Se anche Dr. John, il papa bianco di New Orleans, si dice soddisfatto
del bizzarro incontro tra l'originario europeo Anders Osborne (ormai
adottato dalla Big Easy) e il grande e coloratissimo capo indiano Monk
Boudreaux, un motivo ci sarà. Anzi, anche più di uno: Bury The
Hatchet (un titolo che di questi tempi non può che far bene) è
un disco ricchissimo di suoni e di intuizioni musicali che, pur rimandando
alle tradizioni del Mardi Gras o delle mille spezie del gumbo della Louisiana,
trova una sua particolare originalità. Il punto di partenza consigliato
è un'ispiratissima versione di Junko Partner, un classico che Anders
Osborne e Big Chief Monk Boudreaux rivedono con un'intensità ritmica tutta
da scoprire, mostrando quanto le radici del rock'n'roll si intersechino
tra loro. Il capolinea è invece la spiritata versione di Ohio (Neil
Young) che, a prima vista, potrebbe suonare un po' fuori posto, ma che
diventa una splendida ballata acustica, intorbidita dalle percussioni
indiane del grande capo.

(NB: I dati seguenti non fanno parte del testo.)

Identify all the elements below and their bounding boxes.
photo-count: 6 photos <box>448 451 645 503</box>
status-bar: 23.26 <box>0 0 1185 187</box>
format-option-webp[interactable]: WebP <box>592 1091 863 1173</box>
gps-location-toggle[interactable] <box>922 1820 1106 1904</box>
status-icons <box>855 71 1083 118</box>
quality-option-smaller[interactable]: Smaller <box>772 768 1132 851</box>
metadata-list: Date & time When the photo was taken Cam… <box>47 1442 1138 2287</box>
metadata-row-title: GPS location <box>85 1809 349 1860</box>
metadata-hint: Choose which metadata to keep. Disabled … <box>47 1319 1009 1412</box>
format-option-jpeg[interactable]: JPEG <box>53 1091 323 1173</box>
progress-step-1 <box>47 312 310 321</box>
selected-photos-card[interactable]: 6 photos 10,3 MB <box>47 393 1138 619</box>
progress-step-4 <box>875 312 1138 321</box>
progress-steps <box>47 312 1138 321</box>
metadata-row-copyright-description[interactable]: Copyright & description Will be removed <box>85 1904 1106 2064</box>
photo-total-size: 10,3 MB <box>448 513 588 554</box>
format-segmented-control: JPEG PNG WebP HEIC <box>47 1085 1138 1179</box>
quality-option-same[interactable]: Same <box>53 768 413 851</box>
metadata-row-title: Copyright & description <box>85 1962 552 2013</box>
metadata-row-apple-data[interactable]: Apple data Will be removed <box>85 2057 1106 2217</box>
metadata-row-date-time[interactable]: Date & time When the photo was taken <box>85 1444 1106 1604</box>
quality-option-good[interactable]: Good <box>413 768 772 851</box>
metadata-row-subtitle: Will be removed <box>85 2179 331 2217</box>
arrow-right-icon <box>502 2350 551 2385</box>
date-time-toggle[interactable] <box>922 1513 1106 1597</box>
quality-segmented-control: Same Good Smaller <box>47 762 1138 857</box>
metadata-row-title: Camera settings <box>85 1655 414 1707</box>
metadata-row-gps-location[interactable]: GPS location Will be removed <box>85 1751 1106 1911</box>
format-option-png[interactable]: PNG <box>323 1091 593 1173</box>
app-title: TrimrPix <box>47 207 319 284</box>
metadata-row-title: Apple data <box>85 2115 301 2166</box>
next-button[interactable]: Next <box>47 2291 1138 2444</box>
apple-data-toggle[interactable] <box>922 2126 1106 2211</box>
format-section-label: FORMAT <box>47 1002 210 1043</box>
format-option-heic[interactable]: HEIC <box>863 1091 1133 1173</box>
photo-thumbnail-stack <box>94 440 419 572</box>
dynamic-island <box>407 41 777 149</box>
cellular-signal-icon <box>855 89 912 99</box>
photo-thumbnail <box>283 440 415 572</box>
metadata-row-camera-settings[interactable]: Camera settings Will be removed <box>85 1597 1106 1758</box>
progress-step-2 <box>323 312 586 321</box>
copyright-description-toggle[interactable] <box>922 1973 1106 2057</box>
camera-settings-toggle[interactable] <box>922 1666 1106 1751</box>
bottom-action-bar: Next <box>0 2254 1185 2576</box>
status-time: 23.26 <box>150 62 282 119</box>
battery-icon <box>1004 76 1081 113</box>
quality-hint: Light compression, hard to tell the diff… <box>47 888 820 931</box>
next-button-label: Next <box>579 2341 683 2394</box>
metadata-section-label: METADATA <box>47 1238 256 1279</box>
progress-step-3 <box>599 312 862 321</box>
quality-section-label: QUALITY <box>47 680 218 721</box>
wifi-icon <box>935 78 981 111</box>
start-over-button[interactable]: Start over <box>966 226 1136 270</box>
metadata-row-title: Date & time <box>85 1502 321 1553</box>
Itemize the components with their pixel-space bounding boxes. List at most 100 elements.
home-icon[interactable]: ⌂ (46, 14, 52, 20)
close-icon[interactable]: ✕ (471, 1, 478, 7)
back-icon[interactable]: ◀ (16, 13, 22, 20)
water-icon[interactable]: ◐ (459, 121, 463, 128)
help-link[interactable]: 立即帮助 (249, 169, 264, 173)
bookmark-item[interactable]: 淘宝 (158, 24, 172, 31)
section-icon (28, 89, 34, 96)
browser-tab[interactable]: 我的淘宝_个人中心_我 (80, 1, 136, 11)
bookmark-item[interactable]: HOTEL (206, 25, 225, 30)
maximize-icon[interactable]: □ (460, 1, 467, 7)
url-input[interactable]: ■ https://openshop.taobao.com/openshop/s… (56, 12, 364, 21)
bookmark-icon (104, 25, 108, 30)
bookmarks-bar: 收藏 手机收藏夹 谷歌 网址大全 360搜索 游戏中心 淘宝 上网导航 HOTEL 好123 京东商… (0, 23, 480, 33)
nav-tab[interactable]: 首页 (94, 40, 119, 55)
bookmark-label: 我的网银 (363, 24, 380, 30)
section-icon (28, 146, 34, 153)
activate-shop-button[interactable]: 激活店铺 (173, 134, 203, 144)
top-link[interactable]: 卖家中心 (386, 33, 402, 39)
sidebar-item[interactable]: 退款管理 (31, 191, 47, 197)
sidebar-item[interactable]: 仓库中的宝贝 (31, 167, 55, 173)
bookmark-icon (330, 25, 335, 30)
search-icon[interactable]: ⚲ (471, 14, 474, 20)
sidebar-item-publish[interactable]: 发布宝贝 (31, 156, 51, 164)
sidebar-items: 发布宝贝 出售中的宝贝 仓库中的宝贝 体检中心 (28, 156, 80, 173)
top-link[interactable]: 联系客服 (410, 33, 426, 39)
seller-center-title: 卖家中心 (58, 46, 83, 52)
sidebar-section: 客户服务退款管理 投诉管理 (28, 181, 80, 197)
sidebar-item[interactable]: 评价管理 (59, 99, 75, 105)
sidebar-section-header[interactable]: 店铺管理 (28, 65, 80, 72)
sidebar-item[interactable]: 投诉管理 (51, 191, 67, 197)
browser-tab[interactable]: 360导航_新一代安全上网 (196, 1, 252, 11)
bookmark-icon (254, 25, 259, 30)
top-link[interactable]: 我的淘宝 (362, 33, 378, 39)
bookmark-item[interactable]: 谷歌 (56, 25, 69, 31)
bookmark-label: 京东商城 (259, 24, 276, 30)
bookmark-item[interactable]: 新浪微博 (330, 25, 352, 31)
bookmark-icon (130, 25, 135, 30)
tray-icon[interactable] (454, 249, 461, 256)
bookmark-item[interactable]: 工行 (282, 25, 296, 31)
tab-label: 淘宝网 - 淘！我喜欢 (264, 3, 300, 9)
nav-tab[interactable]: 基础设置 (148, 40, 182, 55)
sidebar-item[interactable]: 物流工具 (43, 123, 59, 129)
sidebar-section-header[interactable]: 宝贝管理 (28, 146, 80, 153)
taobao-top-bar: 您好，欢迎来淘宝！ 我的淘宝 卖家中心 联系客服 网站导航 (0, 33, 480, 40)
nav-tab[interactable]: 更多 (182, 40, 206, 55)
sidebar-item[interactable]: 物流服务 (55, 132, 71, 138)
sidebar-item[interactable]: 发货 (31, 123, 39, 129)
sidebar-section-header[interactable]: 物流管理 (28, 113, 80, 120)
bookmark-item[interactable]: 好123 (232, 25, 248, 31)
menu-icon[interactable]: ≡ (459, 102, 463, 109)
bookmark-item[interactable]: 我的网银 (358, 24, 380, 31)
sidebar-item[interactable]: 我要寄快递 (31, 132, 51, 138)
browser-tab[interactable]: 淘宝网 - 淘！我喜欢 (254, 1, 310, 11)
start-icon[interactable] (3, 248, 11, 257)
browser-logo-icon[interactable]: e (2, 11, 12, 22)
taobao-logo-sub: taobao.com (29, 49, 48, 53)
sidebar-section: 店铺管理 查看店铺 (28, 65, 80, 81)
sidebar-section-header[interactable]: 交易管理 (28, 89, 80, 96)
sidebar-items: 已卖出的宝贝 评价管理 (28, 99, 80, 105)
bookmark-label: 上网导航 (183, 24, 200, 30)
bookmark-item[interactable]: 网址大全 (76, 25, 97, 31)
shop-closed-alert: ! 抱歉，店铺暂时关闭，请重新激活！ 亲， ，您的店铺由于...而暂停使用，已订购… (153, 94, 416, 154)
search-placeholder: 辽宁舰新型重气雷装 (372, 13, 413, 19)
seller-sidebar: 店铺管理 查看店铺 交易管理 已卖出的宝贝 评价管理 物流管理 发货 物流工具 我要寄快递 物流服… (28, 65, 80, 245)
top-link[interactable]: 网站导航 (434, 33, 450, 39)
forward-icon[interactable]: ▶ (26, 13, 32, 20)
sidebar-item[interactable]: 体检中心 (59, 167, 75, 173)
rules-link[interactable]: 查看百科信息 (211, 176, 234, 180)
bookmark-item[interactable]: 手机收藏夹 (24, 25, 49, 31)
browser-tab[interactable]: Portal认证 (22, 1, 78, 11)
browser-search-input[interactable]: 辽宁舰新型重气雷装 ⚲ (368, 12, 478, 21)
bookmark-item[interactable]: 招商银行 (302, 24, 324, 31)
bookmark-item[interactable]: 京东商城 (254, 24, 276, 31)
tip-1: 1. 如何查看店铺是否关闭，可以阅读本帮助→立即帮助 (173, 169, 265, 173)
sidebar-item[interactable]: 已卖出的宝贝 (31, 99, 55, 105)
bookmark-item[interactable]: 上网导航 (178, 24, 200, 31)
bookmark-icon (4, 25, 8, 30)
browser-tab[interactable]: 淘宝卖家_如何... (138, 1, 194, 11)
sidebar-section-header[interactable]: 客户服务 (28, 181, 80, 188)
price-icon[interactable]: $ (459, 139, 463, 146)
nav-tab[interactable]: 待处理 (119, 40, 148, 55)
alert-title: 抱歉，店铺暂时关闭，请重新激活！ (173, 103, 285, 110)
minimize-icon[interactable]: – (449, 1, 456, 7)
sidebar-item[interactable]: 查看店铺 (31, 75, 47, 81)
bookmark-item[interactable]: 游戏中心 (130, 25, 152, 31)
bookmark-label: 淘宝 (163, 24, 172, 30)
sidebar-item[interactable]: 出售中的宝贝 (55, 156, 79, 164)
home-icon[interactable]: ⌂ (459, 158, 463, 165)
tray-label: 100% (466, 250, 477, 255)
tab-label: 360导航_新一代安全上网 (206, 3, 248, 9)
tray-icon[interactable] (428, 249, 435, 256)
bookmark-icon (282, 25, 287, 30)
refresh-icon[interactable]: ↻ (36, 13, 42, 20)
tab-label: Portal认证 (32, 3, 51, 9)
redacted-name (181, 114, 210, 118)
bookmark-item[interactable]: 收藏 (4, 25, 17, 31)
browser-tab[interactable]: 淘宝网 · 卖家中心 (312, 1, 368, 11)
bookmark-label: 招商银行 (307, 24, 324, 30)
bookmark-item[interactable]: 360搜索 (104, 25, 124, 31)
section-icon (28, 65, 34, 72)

Da un insolito incontro (perché sugli europei
e sugli indiani a New Orleans non basterebbe un'enciclopedia) un grande
disco, reso tale anche da un combo di musicisti speciali: tra gli altri,
Tim Green ai sassofoni, Kirk Joseph (già nella Dirty Dozen
Brass Band) alla tuba per finire con Brian Stoltz alla chitarra.
Se ai bei tempi suonava con i Neville Brothers e oggi invece si divide
gli accordi con Anders Osborne, come si diceva, un motivo ci sarà.